Pequim precisava das suas próprias motos e Mao tinha-se apercebido disso numa viagem a Moscovo, onde visitou uma fábrica de automóveis e declarou que queria uma igual na China. No entanto, na China de Mao, o processo que deveria gerar esse salto em frente estava a produzir efeitos secundários muito graves que culminaram numa terrível fome em 1960, a qual levou à morte de pelo menos catorze milhões de cidadãos.
A Rio Yangtzé 750
Porém, a fábrica desejada pelo líder estava a ter dificuldades em surgir e o primeiro carro concebido e testado nunca chegou às linhas de produção. Entretanto, a moto copiada da Zundapp K500 era a única disponível também para o exército. Logo depois, em 1957, juntou-se a Rio Yangtzé 750, construída pela Xiangjiang e Hongdu. Tratava-se de um sidecar com um motor boxer de dois cilindros copiado da Ural M72 russa, que por sua vez havia sido copiado da BMW 750 alemã da Segunda Guerra Mundial.
Assim, as cópias dos modelos considerados mais adequados ao desenvolvimento da nação começaram a crescer. Logo em 1979, a Xingfu 250, derivada da checoslovaca Jawa, é disso um bom exemplo. Até então relegada para os serviços postais, foi também oferecida ao público, alcançando grande sucesso e o título de moto do povo. Mas a China também tinha o seu próprio empresário de excelência. Aquele que iria finalmente dar um rosto às motos neste país, que estava a mudar de pele e a passar de Mao para o comunismo liberal de hoje. De fato, Zuo Zongshen fundou a Zongshen em 1992, levando-a, em poucos anos, a competir com os seus concorrentes no setor. Sem dúvida que estava lançado o novo rumo da indústria produtiva da moto no China.
A moto na China de hoje
Depois de ter dado esse salto em frente, que a política maoísta tinha perseguido sem grande sucesso, eis-nos hoje com as marcas chinesas a adquirirem empresas ocidentais como a Benelli, por exemplo.

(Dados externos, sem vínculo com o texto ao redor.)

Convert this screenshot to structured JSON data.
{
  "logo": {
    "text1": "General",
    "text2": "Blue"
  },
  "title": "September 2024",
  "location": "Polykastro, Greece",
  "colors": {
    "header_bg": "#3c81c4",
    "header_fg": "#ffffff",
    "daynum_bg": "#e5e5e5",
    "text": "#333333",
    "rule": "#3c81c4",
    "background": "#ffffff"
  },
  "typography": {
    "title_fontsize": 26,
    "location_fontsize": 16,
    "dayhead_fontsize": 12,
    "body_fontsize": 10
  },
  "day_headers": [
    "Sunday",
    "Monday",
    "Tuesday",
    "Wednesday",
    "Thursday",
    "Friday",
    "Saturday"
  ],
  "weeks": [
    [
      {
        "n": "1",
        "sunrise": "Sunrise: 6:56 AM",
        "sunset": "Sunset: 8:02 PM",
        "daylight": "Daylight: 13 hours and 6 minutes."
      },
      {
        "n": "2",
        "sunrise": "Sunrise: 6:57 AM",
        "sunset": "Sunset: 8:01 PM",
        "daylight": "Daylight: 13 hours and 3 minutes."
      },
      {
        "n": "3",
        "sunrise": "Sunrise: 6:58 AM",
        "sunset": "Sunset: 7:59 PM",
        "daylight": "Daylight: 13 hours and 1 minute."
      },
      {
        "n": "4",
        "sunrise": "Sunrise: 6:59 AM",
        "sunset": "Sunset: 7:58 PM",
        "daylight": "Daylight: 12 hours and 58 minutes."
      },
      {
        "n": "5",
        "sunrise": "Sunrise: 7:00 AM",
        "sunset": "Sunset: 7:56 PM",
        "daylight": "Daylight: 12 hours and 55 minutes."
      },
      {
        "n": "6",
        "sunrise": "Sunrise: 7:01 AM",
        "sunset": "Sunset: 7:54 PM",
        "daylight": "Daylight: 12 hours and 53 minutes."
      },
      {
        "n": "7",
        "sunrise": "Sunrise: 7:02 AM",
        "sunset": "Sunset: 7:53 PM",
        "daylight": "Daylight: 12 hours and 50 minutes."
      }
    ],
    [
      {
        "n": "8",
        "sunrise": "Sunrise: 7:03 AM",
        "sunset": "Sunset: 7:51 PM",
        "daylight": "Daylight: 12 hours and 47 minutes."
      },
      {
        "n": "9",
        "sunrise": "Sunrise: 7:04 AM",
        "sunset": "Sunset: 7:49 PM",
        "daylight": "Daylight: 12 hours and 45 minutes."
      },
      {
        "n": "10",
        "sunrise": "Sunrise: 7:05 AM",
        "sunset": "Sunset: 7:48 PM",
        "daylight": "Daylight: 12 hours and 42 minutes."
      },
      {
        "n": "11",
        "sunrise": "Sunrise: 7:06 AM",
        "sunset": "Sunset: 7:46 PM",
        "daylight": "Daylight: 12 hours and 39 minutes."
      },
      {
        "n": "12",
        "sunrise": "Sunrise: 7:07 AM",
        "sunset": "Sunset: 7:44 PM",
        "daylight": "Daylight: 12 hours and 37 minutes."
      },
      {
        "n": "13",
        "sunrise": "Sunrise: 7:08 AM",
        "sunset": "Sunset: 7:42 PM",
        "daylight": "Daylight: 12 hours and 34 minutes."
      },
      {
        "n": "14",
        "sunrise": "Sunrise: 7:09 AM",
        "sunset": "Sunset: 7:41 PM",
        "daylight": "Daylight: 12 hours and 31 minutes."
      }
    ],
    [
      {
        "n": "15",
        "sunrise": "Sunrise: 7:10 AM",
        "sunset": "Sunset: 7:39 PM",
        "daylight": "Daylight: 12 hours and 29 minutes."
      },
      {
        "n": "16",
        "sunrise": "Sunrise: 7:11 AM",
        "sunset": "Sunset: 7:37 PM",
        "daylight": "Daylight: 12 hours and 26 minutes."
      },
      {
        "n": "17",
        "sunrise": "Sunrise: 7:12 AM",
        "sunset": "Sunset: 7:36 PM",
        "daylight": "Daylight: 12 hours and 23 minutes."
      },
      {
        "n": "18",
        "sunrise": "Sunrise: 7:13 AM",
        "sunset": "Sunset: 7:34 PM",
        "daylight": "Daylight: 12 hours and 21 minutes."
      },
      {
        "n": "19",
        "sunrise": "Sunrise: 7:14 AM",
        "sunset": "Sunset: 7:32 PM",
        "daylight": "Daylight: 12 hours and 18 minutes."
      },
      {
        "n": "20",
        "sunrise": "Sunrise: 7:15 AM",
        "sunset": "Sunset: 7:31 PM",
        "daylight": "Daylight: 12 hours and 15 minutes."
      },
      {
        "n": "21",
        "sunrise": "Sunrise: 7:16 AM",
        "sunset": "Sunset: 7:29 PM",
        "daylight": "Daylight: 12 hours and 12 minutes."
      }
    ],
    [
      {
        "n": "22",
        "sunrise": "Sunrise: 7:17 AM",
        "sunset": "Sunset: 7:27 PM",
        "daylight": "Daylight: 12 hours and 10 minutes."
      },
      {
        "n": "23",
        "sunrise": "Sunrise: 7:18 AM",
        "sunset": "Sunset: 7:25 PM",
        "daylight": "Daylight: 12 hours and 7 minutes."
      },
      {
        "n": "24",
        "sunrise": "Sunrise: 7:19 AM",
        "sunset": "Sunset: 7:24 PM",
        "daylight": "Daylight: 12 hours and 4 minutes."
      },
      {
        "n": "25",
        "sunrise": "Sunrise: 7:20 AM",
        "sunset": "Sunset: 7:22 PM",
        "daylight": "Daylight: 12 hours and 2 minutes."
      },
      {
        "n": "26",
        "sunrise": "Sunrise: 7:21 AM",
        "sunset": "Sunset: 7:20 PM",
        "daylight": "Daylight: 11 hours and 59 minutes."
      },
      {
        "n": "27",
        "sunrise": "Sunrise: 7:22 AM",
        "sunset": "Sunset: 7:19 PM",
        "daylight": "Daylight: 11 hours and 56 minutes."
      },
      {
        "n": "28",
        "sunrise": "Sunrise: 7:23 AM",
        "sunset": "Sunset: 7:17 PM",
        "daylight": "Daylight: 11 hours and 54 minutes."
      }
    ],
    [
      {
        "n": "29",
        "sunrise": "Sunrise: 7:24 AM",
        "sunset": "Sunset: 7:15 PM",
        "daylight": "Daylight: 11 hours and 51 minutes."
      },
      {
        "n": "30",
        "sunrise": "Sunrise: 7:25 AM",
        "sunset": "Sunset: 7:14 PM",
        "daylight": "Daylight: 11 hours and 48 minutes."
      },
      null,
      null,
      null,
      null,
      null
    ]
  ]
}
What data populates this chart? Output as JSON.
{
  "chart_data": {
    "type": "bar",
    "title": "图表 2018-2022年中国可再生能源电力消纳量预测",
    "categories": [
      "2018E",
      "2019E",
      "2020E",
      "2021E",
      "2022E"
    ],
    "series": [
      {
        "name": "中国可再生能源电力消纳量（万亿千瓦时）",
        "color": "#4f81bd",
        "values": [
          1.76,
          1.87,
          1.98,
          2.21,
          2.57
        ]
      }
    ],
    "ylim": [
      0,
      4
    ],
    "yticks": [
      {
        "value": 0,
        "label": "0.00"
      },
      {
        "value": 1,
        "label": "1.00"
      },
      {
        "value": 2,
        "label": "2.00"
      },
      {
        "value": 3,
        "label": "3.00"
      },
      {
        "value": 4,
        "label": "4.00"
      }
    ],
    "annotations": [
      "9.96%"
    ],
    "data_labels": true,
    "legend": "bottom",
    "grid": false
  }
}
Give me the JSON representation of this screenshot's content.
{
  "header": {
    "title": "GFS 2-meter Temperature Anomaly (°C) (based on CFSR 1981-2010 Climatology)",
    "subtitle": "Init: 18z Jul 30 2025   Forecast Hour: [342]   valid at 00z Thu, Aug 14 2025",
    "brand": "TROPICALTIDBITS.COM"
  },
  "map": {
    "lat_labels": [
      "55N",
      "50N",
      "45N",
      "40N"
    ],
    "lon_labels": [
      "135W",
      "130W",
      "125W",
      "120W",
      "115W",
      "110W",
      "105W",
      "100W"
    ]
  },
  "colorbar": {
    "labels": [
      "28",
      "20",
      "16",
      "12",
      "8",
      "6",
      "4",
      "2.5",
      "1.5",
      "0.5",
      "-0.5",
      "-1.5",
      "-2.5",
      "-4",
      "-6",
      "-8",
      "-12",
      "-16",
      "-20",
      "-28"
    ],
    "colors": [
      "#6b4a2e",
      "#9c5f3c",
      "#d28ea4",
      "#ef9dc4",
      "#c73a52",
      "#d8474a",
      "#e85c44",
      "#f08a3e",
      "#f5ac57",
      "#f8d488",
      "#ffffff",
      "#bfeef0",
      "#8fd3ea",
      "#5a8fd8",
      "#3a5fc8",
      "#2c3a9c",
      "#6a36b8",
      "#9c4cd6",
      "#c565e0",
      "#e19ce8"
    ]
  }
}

E a manterem o fundo histórico que os próprios chineses nunca tiveram, mas com o qual contam para investir o seu (enorme) capital e a produtividade com que podem aspirar a números recorde no domínio industrial.
A Qianjiang, fundada em 1985 e hoje conhecida como QJMOTOR, faz parte do grupo Geely, que detém a Volvo e cinquenta por cento da Smart. Este nunca se limitou a relançar uma marca adquirida e a manter vivo o seu prestígio, mas está a explorar a ‘joint venture’ para produzir as suas próprias motos, a fim de ser competitivo e realizar o sonho de pessoas como Zuo Zongshen e outros.